Herman Wallace and Albert Woodfox do not enjoy the same luxury of human interaction that I do. They are isolated from others by the choice of the State of Louisiana, not of their own volition.
"I can make about four steps forward before I touch the door," Herman Wallace says as he describes the cell in which he has lived for the past 40 years. "If I turn an about-face, I'm going to bump into something. I'm used to it, and that's one of the bad things about it."I don't care what a person has been alleged or convicted of having done. If our constitutional prohibition against cruel and unusual punishment MEANS ANYTHING, these two fellows need to be released from the hole. In fact, it is downright immoral than they have been forced to languish away in solitary for this long to begin with!
On Tuesday, Wallace and his friend Albert Woodfox will mark one of the more unusual, and shameful, anniversaries in American penal history. Forty years ago to the day, they were put into solitary confinement in Louisiana's notorious Angola jail. They have been there ever since.

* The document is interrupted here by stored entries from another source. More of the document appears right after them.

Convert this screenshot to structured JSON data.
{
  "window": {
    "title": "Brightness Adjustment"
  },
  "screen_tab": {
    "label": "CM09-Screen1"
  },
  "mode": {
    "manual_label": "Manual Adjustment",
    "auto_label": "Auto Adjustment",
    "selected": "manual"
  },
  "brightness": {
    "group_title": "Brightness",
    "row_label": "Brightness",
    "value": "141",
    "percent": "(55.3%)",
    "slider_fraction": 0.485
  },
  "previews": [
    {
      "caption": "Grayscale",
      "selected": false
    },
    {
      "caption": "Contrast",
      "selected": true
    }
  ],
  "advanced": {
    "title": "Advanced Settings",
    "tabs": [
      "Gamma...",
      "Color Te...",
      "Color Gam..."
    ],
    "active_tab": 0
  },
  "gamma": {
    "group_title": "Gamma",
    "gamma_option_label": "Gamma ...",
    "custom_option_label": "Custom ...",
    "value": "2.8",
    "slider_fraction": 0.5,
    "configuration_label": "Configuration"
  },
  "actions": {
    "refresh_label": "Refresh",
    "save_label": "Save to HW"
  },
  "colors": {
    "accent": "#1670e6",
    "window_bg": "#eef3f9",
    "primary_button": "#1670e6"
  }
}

They have spent 23 hours of every one of the past 14,610 days locked in their single-occupancy 9ft-by-6ft cells. Each cell, Amnesty International records, has a toilet, a mattress, sheets, a blanket, pillow and a small bench attached to the wall. Their contact with the world outside the windowless room is limited to the occasional visit and telephone call, "exercise" three times a week in a caged concrete yard, and letters that are opened and read by prison guards.
A new documentary film takes us into that cell, providing rare insight into the personal psychological impact of such prolonged isolation. Herman's House tracks the experiences and thoughts of Wallace as he reflects on four decades banged away in a box.
What kind of civil society would condone such callous treatment of fellow human beings?